By Jim Stafford
Copyright © 2015, The Oklahoma Publishing Company
Years ago, I wandered through the fantastic maze that is the annual Biotechnology Industry Organization (BIO) convention and discovered a long row of corn as high as an elephant’s eye. It was growing inside a giant convention hall in a city like Philadelphia.
Racing back to the Oklahoma exhibition booth at the show, I asked Steve Rhines, vice president and general counsel for The Samuel Roberts Noble Foundation, based in Ardmore, to come see this agricultural exhibit with me on the floor of the world’s largest biotechnology exhibition and educational show.
Rhines was more than happy to view the exhibit and even posed for a photo in front of the corn stalks. We discussed the potential that the corn offered people — and livestock — worldwide.

It was prime evidence that the annual BIO show isn’t just for life sciences. Agriculture plays a major role in advances in biotechnology.
In Oklahoma, the Noble Foundation is among the state’s leading entities for developing new varieties of plants that benefit both livestock and people.
Annually, the Noble Foundation has had a presence among the group of about 80 people who showcase Oklahoma to the world through the OKBio booth on the floor of the BIO show
This year, Jeff Moen, Noble’s director of business development, will be among those greeting visitors to the Oklahoma booth at the BIO show in Philadelphia on June 15-18.
Moen attended last year’s show in San Diego, so he already knows how overwhelming it can be.
“We’re just excited to get out to this year’s conference and share with everyone the impact of biotechnology on the agricultural industry and the benefits that biotechnology has not only to agricultural producers but all consumers,” Moen said.
“We are all consumers of agricultural products, and biotechnology is important if we are going to continue to feed our expanding global population.
The Noble Foundation employs about a hundred Ph.D. scientists working to develop new crops — through traditional plant breeding and genetic modification — that are more nutritious for livestock and hardy enough to grow in arid climates.
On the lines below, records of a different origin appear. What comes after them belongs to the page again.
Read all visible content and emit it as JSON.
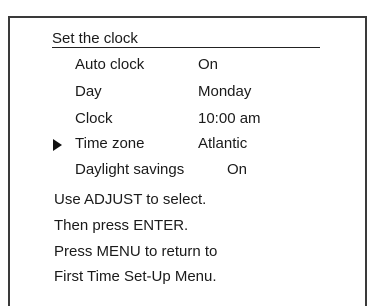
{
  "menu": {
    "title": "Set the clock",
    "rows": [
      {
        "label": "Auto clock",
        "value": "On"
      },
      {
        "label": "Day",
        "value": "Monday"
      },
      {
        "label": "Clock",
        "value": "10:00 am"
      },
      {
        "label": "Time zone",
        "value": "Atlantic"
      },
      {
        "label": "Daylight savings",
        "value": "On"
      }
    ]
  },
  "instructions": [
    "Use ADJUST to select.",
    "Then press ENTER.",
    "Press MENU to return to",
    "First Time Set-Up Menu."
  ]
}
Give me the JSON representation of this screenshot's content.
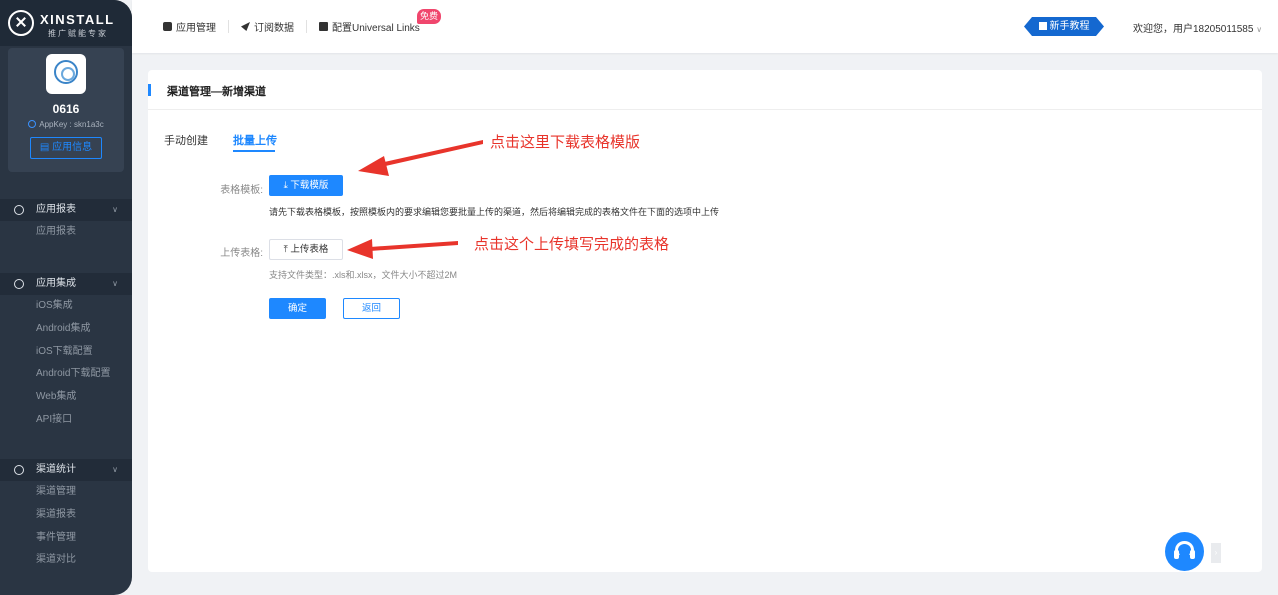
{
  "brand": {
    "name": "XINSTALL",
    "subtitle": "推广赋能专家"
  },
  "app": {
    "name": "0616",
    "appkey": "AppKey : skn1a3c",
    "info_button": "应用信息"
  },
  "sidebar": {
    "groups": [
      {
        "title": "应用报表",
        "icon": "clock-icon",
        "items": [
          "应用报表"
        ]
      },
      {
        "title": "应用集成",
        "icon": "cube-icon",
        "items": [
          "iOS集成",
          "Android集成",
          "iOS下载配置",
          "Android下载配置",
          "Web集成",
          "API接口"
        ]
      },
      {
        "title": "渠道统计",
        "icon": "triangle-icon",
        "items": [
          "渠道管理",
          "渠道报表",
          "事件管理",
          "渠道对比"
        ]
      }
    ]
  },
  "topbar": {
    "nav": [
      "应用管理",
      "订阅数据",
      "配置Universal Links"
    ],
    "free_badge": "免费",
    "guide_button": "新手教程",
    "welcome": "欢迎您，用户18205011585"
  },
  "page": {
    "title": "渠道管理—新增渠道",
    "tabs": [
      "手动创建",
      "批量上传"
    ],
    "active_tab": "批量上传",
    "template_label": "表格模板:",
    "download_button": "下载模版",
    "template_hint": "请先下载表格模板，按照模板内的要求编辑您要批量上传的渠道，然后将编辑完成的表格文件在下面的选项中上传",
    "upload_label": "上传表格:",
    "upload_button": "上传表格",
    "upload_hint": "支持文件类型：.xls和.xlsx，文件大小不超过2M",
    "confirm_button": "确定",
    "back_button": "返回"
  },
  "annotations": {
    "download_note": "点击这里下载表格模版",
    "upload_note": "点击这个上传填写完成的表格",
    "color": "#e8342b"
  },
  "colors": {
    "accent": "#1e88ff",
    "sidebar": "#2a3543",
    "badge": "#f0466d"
  }
}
For the group of Oklahomans who pitch our state as a welcoming hotbed of biotechnology research, the excitement generated by the OKBio booth is infectious.
Oklahoma’s area of biotechnology research stretches across a large portion of the state, from Ardmore in the south through Oklahoma City and to Stillwater, Tulsa and beyond in the northeast.
“It’s so exciting to see all of us pulling together from the various scientific focuses coming together to promote all the great science we are producing here in the state of Oklahoma,” Moen said.
“And to tell our story to the rest of the world.”
After all, we are the state where corn grows as high as an elephant’s eye.
Richard Rogers and Oscar Hammerstein said so.
Jim Stafford writes about the state’s life sciences industry on behalf of the Oklahoma Bioscience Association.